The United States Code contains the provision 28 USC § 1782, which is headed ‘Assistance to foreign and international tribunals and to litigants before such tribunals’. The United States Congress, responding to the refusal of many other countries to assist US civil litigation involving foreign defendants, adopted 28 USC § 1782 to induce greater cooperation.

The provision relevantly provides that a US federal court may order a person residing or found in that court’s district to give testimony or a statement or to produce a document or other thing for use in a proceeding in a foreign or international tribunal, pursuant to a letter rogatory (also known as a letter of request) issued by a foreign or international tribunal or upon the application of any interested person.
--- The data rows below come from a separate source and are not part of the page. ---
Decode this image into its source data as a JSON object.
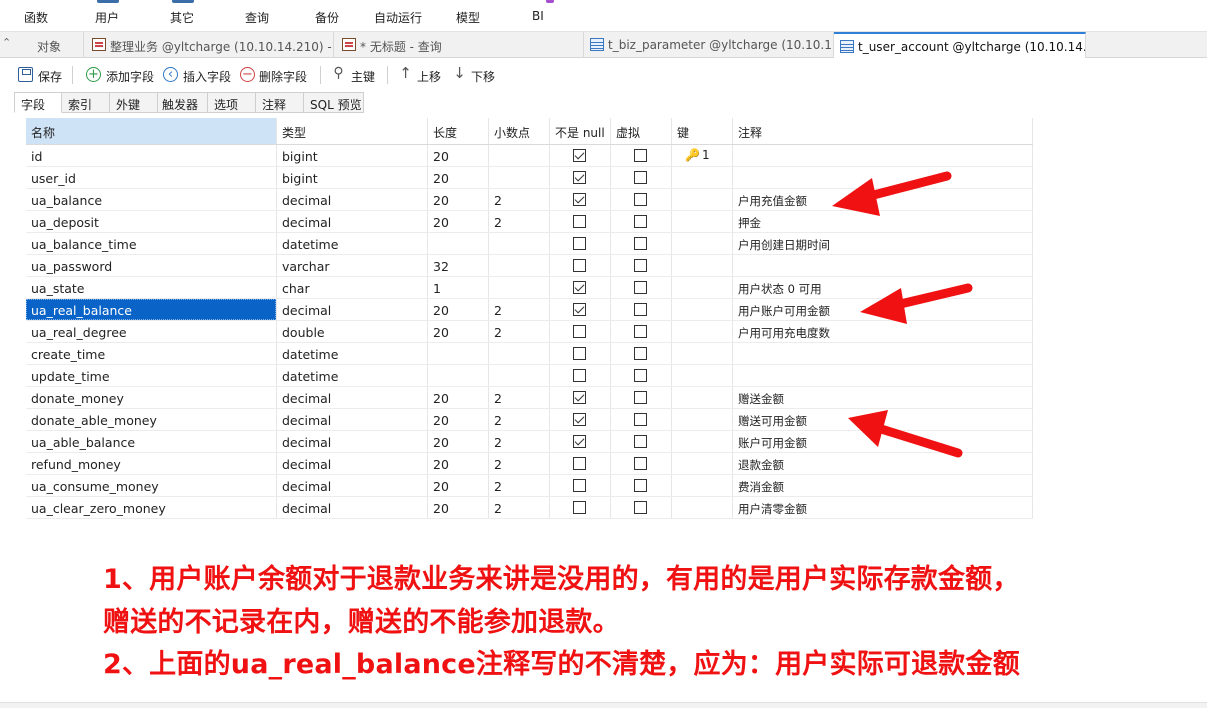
{
  "menu": {
    "items": [
      {
        "label": "函数"
      },
      {
        "label": "用户"
      },
      {
        "label": "其它"
      },
      {
        "label": "查询"
      },
      {
        "label": "备份"
      },
      {
        "label": "自动运行"
      },
      {
        "label": "模型"
      },
      {
        "label": "BI"
      }
    ]
  },
  "tabs": {
    "objects": "对象",
    "items": [
      {
        "label": "整理业务 @yltcharge (10.10.14.210) -...",
        "icon": "query-icon"
      },
      {
        "label": "* 无标题 - 查询",
        "icon": "query-icon"
      },
      {
        "label": "t_biz_parameter @yltcharge (10.10.1...",
        "icon": "table-icon"
      },
      {
        "label": "t_user_account @yltcharge (10.10.14....",
        "icon": "table-icon"
      }
    ]
  },
  "toolbar": {
    "save": "保存",
    "add_field": "添加字段",
    "insert_field": "插入字段",
    "delete_field": "删除字段",
    "primary_key": "主键",
    "move_up": "上移",
    "move_down": "下移"
  },
  "field_tabs": [
    "字段",
    "索引",
    "外键",
    "触发器",
    "选项",
    "注释",
    "SQL 预览"
  ],
  "grid": {
    "columns": [
      "名称",
      "类型",
      "长度",
      "小数点",
      "不是 null",
      "虚拟",
      "键",
      "注释"
    ],
    "rows": [
      {
        "name": "id",
        "type": "bigint",
        "length": "20",
        "decimals": "",
        "not_null": true,
        "virtual": false,
        "key": "1",
        "comment": ""
      },
      {
        "name": "user_id",
        "type": "bigint",
        "length": "20",
        "decimals": "",
        "not_null": true,
        "virtual": false,
        "key": "",
        "comment": ""
      },
      {
        "name": "ua_balance",
        "type": "decimal",
        "length": "20",
        "decimals": "2",
        "not_null": true,
        "virtual": false,
        "key": "",
        "comment": "户用充值金额"
      },
      {
        "name": "ua_deposit",
        "type": "decimal",
        "length": "20",
        "decimals": "2",
        "not_null": false,
        "virtual": false,
        "key": "",
        "comment": "押金"
      },
      {
        "name": "ua_balance_time",
        "type": "datetime",
        "length": "",
        "decimals": "",
        "not_null": false,
        "virtual": false,
        "key": "",
        "comment": "户用创建日期时间"
      },
      {
        "name": "ua_password",
        "type": "varchar",
        "length": "32",
        "decimals": "",
        "not_null": false,
        "virtual": false,
        "key": "",
        "comment": ""
      },
      {
        "name": "ua_state",
        "type": "char",
        "length": "1",
        "decimals": "",
        "not_null": true,
        "virtual": false,
        "key": "",
        "comment": "用户状态 0 可用"
      },
      {
        "name": "ua_real_balance",
        "type": "decimal",
        "length": "20",
        "decimals": "2",
        "not_null": true,
        "virtual": false,
        "key": "",
        "comment": "用户账户可用金额",
        "selected": true
      },
      {
        "name": "ua_real_degree",
        "type": "double",
        "length": "20",
        "decimals": "2",
        "not_null": false,
        "virtual": false,
        "key": "",
        "comment": "户用可用充电度数"
      },
      {
        "name": "create_time",
        "type": "datetime",
        "length": "",
        "decimals": "",
        "not_null": false,
        "virtual": false,
        "key": "",
        "comment": ""
      },
      {
        "name": "update_time",
        "type": "datetime",
        "length": "",
        "decimals": "",
        "not_null": false,
        "virtual": false,
        "key": "",
        "comment": ""
      },
      {
        "name": "donate_money",
        "type": "decimal",
        "length": "20",
        "decimals": "2",
        "not_null": true,
        "virtual": false,
        "key": "",
        "comment": "赠送金额"
      },
      {
        "name": "donate_able_money",
        "type": "decimal",
        "length": "20",
        "decimals": "2",
        "not_null": true,
        "virtual": false,
        "key": "",
        "comment": "赠送可用金额"
      },
      {
        "name": "ua_able_balance",
        "type": "decimal",
        "length": "20",
        "decimals": "2",
        "not_null": true,
        "virtual": false,
        "key": "",
        "comment": "账户可用金额"
      },
      {
        "name": "refund_money",
        "type": "decimal",
        "length": "20",
        "decimals": "2",
        "not_null": false,
        "virtual": false,
        "key": "",
        "comment": "退款金额"
      },
      {
        "name": "ua_consume_money",
        "type": "decimal",
        "length": "20",
        "decimals": "2",
        "not_null": false,
        "virtual": false,
        "key": "",
        "comment": "费消金额"
      },
      {
        "name": "ua_clear_zero_money",
        "type": "decimal",
        "length": "20",
        "decimals": "2",
        "not_null": false,
        "virtual": false,
        "key": "",
        "comment": "用户清零金额"
      }
    ]
  },
  "annotation": {
    "line1": "1、用户账户余额对于退款业务来讲是没用的，有用的是用户实际存款金额，",
    "line2": "赠送的不记录在内，赠送的不能参加退款。",
    "line3": "2、上面的ua_real_balance注释写的不清楚，应为：用户实际可退款金额",
    "color": "#f01212"
  }
}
To satisfy the threshold requirements of § 1782, an applicant must show:

  • the person from whom discovery is sought ‘resides’ (or is found) in the district of the district court to which the application is made;
  • the application is made by a foreign or international tribunal or ‘any interested person’;
  • the discovery is ‘for use’ in a foreign or international proceeding; and
  • the proceeding is before a foreign or international ‘tribunal’.

The procedure allows for testimony to be given orally (in a practice commonly known as a deposition) or in a statement, or for documents to be produced. The procedure may be invoked either through a letter of request procedure, which involves a foreign state, or by an interested person applying directly. An interested person includes any party to a foreign proceeding.

The US court will then consider whether it should exercise its discretion to make the order, which will include weighing:

  • whether or not the person from whom discovery is sought is a participant in the foreign proceeding;
  • the nature of the foreign tribunal and whether the foreign
    tribunal would be receptive to US federal court judicial assistance; and
  • whether the document request is unduly intrusive or burdensome.

In relation to receptiveness, US courts have placed little weight on whether procedures equivalent to the US procedures are available to the foreign tribunal. However, US courts will consider a forum country’s judicial, executive or legislative declarations that specifically address the use of evidence gathered under foreign procedures.

A person may not be compelled to give his or her testimony or statement or to produce a document or other thing in violation of any legally applicable privilege.